Para quem não sabe, tal riacho é natural da antiga capital, Viamão, onde viveu seus primeiros anos de menino. Cresceu e quis morar na bela Porto Alegre. E por aqui tem andado desde então, desfilando toda a sua placidez pela cidade. Aos poucos, como nada é para sempre, vem morrendo no Guaíba. Pois é! No Guaíba! Pra você ver como é que as coisas acontecem pelas bandas de cá.

A despeito do lixo jogado sobre sua cabeça, o Dilúvio tem, ao longo dos anos, evitado reclamações até há pouco. Ih, cá estou de novo com essa história de cabeça. Mudo para leito, ainda mais porque o arroio mais famoso por aqui grita a plenos pulmões que não aguenta mais tamanho descaso com a sua pessoa. Que parem urgentemente com essa coisa de fazê-lo de lixeira!

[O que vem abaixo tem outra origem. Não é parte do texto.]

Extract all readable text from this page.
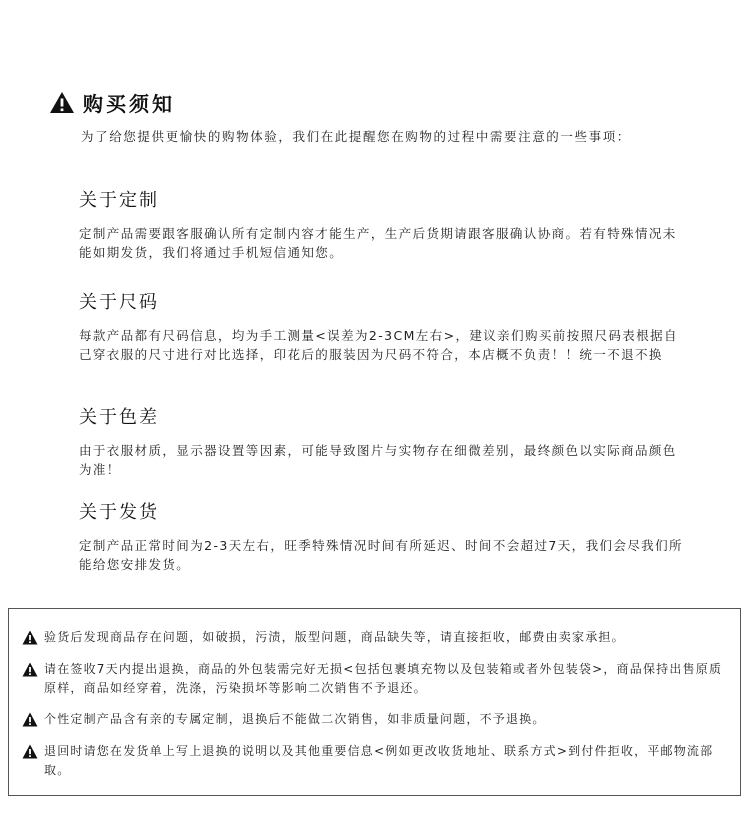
购买须知
为了给您提供更愉快的购物体验，我们在此提醒您在购物的过程中需要注意的一些事项：
关于定制

定制产品需要跟客服确认所有定制内容才能生产，生产后货期请跟客服确认协商。若有特殊情况未能如期发货，我们将通过手机短信通知您。

关于尺码

每款产品都有尺码信息，均为手工测量<误差为2-3CM左右>，建议亲们购买前按照尺码表根据自己穿衣服的尺寸进行对比选择，印花后的服装因为尺码不符合，本店概不负责！！统一不退不换

关于色差

由于衣服材质，显示器设置等因素，可能导致图片与实物存在细微差别，最终颜色以实际商品颜色为准！

关于发货

定制产品正常时间为2-3天左右，旺季特殊情况时间有所延迟、时间不会超过7天，我们会尽我们所能给您安排发货。

验货后发现商品存在问题，如破损，污渍，版型问题，商品缺失等，请直接拒收，邮费由卖家承担。
请在签收7天内提出退换，商品的外包装需完好无损<包括包裹填充物以及包装箱或者外包装袋>，商品保持出售原质原样，商品如经穿着，洗涤，污染损坏等影响二次销售不予退还。
个性定制产品含有亲的专属定制，退换后不能做二次销售，如非质量问题，不予退换。
退回时请您在发货单上写上退换的说明以及其他重要信息<例如更改收货地址、联系方式>到付件拒收，平邮物流部取。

Tem peixe? Tem ou, então, as garças que ainda insistem naquelas margens estão confabulando, talvez algo que ouviram dos antigos, quando por ali dava até para nadar sem correr o risco de erisipela, senão algo mais horrendo. Tipo o quê? Ah, sei lá! Uma leptospirose ou cólera. Vá saber!

Tá vendo aquele casal? Qual? O de mãos dadas. Pois é, aqueles dois começaram a flertar logo ali. O rapaz, um bobalhão, não soube escolher as palavras apropriadas. Sorte dele, pois a moça parecia encantada por aquele tipo tão comum por aqui.

Certamente, você deve estar se perguntando: Afinal, o que é que o Dilúvio tem a ver com esse romance? Pois bem, lembrando nossos irmãos lá de cima, apenas lhe digo: Não se aperreie!

Como lhe contava, lá estavam aqueles dois. A moça, sábia como quase todas, e o bobalhão, apenas mais um rapaz entre tantos outros praticamente idênticos. Hesitante, nem chegou a gaguejar, pois lhe faltaram sílabas para tal. E quis prosseguir, mas ela encurtou o passo e começou a apreciar a mansidão do arroio. Encantada que estava, não ouviu nem escutou murmúrio do gajo, mas apenas o sussurro daquelas águas lá embaixo.

A moça, não se sabe se após cinco ou dez minutos, disse que sim. O rapaz, certo de que a havia conquistado, lhe ofereceu o braço. Ela aceitou o convite e, enquanto atravessava a Ipiranga, voltou o olhar para o Dilúvio e lhe sorriu o sorriso mais apaixonado. Se isso aconteceu dessa maneira, não posso lhe afirmar com certeza. Entretanto, é assim que me recordo e, melhor, é como gosto de lembrar.